There was disagreement on whether Sauer would profile more as a starting pitcher or a power reliever in the back end of a bullpen. One imagines the Yankees believe in his potential as a starter.
The first three players the Yankees drafted were right-handed pitchers, and they picked a total of eight righties in the first ten rounds. That probably doesn’t mean anything, but it’s weird.
- Top Bonus Pool: $5,667,100
- Top pick: Tanner Houck - RHP - Missouri - #20 draft prospect
- Top 200 prospects drafted: Houck (#20), Cole Brannen (#68), Brett Nelzer (#198), Jake Thompson (#71), Alex Scherff (#52), Zach Schellenger (#193)
The Red Sox only picked twice in the top 100 picks and they nonetheless ended up with four players who were rated in the top 100. That doesn’t mean that success is guaranteed, but it’s something. It’s impressive considering they had the smallest pool in the division and the fifth smallest in all of MLB due to having the best record last season and not having any compensation picks.
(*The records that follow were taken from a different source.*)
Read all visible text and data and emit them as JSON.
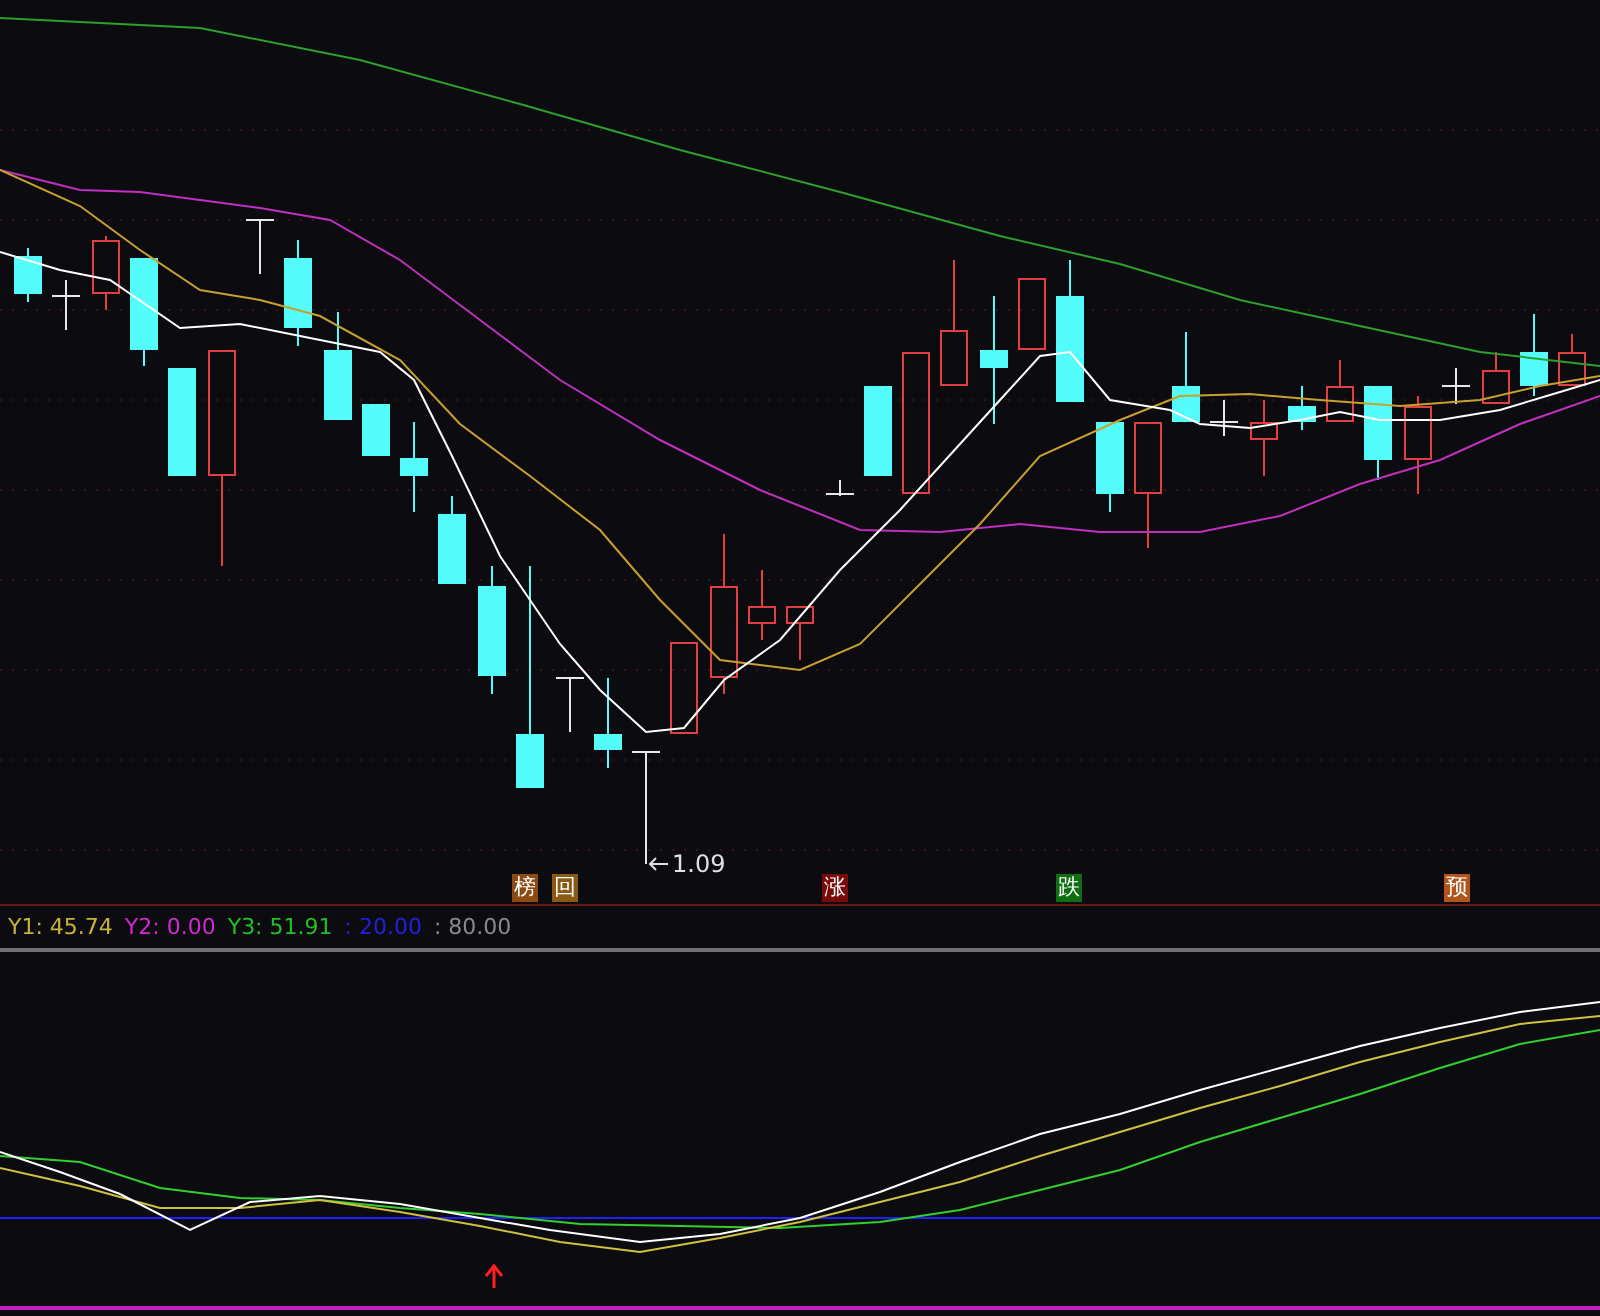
{
  "price_chart": {
    "low_label": "1.09",
    "markers": [
      {
        "text": "榜",
        "color": "#8a4a12"
      },
      {
        "text": "回",
        "color": "#8a5a14"
      },
      {
        "text": "涨",
        "color": "#7a0a0a"
      },
      {
        "text": "跌",
        "color": "#0f6e12"
      },
      {
        "text": "预",
        "color": "#b0561c"
      }
    ]
  },
  "indicator_legend": [
    {
      "text": "Y1: 45.74",
      "color": "#c8b43c"
    },
    {
      "text": "Y2: 0.00",
      "color": "#d02ad0"
    },
    {
      "text": "Y3: 51.91",
      "color": "#22c022"
    },
    {
      "text": ": 20.00",
      "color": "#2020e0"
    },
    {
      "text": ": 80.00",
      "color": "#8a8a8a"
    }
  ]
}
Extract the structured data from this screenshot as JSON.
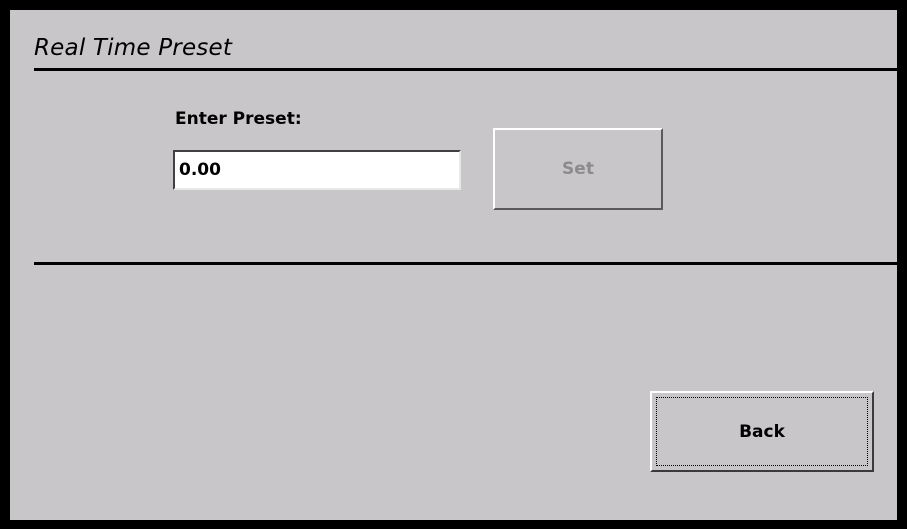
{
  "window": {
    "title": "Real Time Preset"
  },
  "preset": {
    "label": "Enter Preset:",
    "value": "0.00"
  },
  "buttons": {
    "set_label": "Set",
    "set_enabled": false,
    "back_label": "Back"
  },
  "colors": {
    "background": "#c8c6c9",
    "frame": "#000000",
    "disabled_text": "#8c8a8d"
  }
}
ESPN’s Law on Houck, who had been linked to the Orioles a lot in the pre-draft mocks:
Houck has been a dominant starter for three full years at Mizzou, working with an above-average fastball/slider combination, good sink at 92-93 mph and a four-seamer clocked up to 97, but the delivery is cross-body and has effort to it. The combination gives him deception and he has always thrown strikes, but I have real concerns he’ll wind up a reliever, especially if the changeup doesn’t develop.
I have never seen Houck and I had never heard his name before May when draft talk started ramping up, but the things written about him, especially the possible reliever future, were not very exciting-sounding. For the moment, I’m happy it’s a division competitor who gets to spend their first round pick on him instead of the O’s. We’ll see how that plays out.
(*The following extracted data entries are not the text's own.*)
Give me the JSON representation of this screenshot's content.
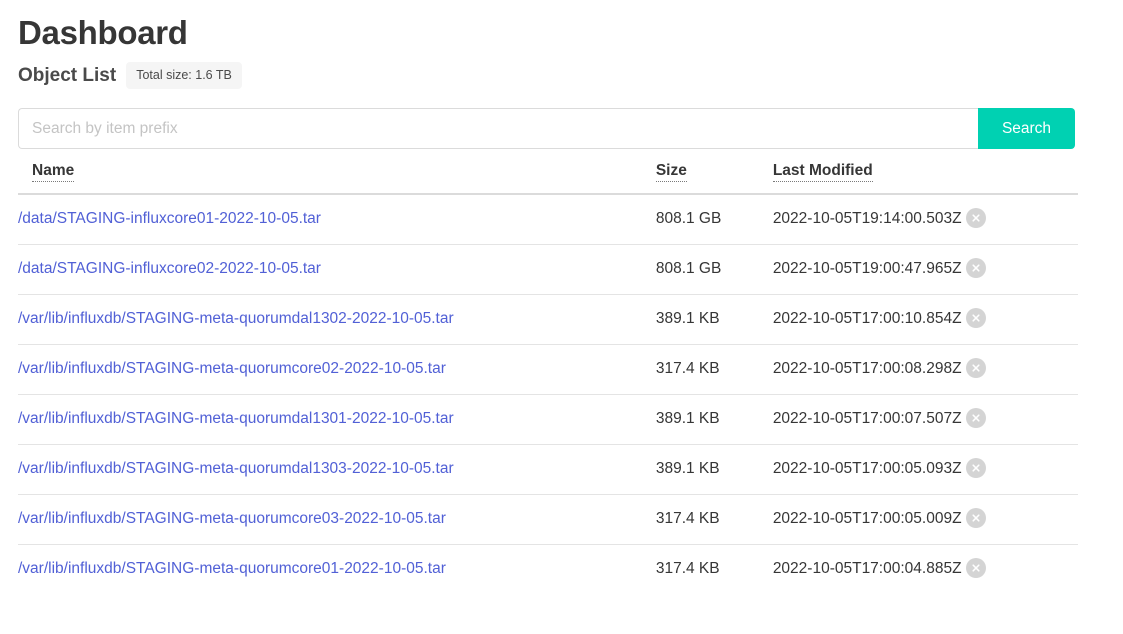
{
  "header": {
    "title": "Dashboard",
    "subtitle": "Object List",
    "total_size_badge": "Total size: 1.6 TB"
  },
  "search": {
    "placeholder": "Search by item prefix",
    "value": "",
    "button_label": "Search"
  },
  "table": {
    "columns": {
      "name": "Name",
      "size": "Size",
      "last_modified": "Last Modified"
    },
    "rows": [
      {
        "name": "/data/STAGING-influxcore01-2022-10-05.tar",
        "size": "808.1 GB",
        "last_modified": "2022-10-05T19:14:00.503Z",
        "delete_icon": "close-circle-icon"
      },
      {
        "name": "/data/STAGING-influxcore02-2022-10-05.tar",
        "size": "808.1 GB",
        "last_modified": "2022-10-05T19:00:47.965Z",
        "delete_icon": "close-circle-icon"
      },
      {
        "name": "/var/lib/influxdb/STAGING-meta-quorumdal1302-2022-10-05.tar",
        "size": "389.1 KB",
        "last_modified": "2022-10-05T17:00:10.854Z",
        "delete_icon": "close-circle-icon"
      },
      {
        "name": "/var/lib/influxdb/STAGING-meta-quorumcore02-2022-10-05.tar",
        "size": "317.4 KB",
        "last_modified": "2022-10-05T17:00:08.298Z",
        "delete_icon": "close-circle-icon"
      },
      {
        "name": "/var/lib/influxdb/STAGING-meta-quorumdal1301-2022-10-05.tar",
        "size": "389.1 KB",
        "last_modified": "2022-10-05T17:00:07.507Z",
        "delete_icon": "close-circle-icon"
      },
      {
        "name": "/var/lib/influxdb/STAGING-meta-quorumdal1303-2022-10-05.tar",
        "size": "389.1 KB",
        "last_modified": "2022-10-05T17:00:05.093Z",
        "delete_icon": "close-circle-icon"
      },
      {
        "name": "/var/lib/influxdb/STAGING-meta-quorumcore03-2022-10-05.tar",
        "size": "317.4 KB",
        "last_modified": "2022-10-05T17:00:05.009Z",
        "delete_icon": "close-circle-icon"
      },
      {
        "name": "/var/lib/influxdb/STAGING-meta-quorumcore01-2022-10-05.tar",
        "size": "317.4 KB",
        "last_modified": "2022-10-05T17:00:04.885Z",
        "delete_icon": "close-circle-icon"
      }
    ]
  },
  "colors": {
    "primary": "#00d1b2",
    "link": "#5160d6",
    "text": "#363636",
    "badge_bg": "#f5f5f5",
    "border": "#dbdbdb",
    "delete_icon_bg": "#d4d4d4"
  }
}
Callis tabbed the Red Sox as being one of five teams that did well on the second day of the draft, landing two of the best remaining prospects on the board at the start of the day in Thompson, a righty from Oregon State, and Scherff, a Texas high school righty.
Just two of the Red Sox picks in the first six rounds were high school players. They drafted four right-handed pitchers in those rounds and did not take a lefty hurler until the 18th round.
The Orioles seem to perennially have a different strategy for drafting players than does their competition. It hasn’t resulted in a strong Orioles farm system yet. Maybe this will be the year?
Who do you think had the best draft among the AL East teams?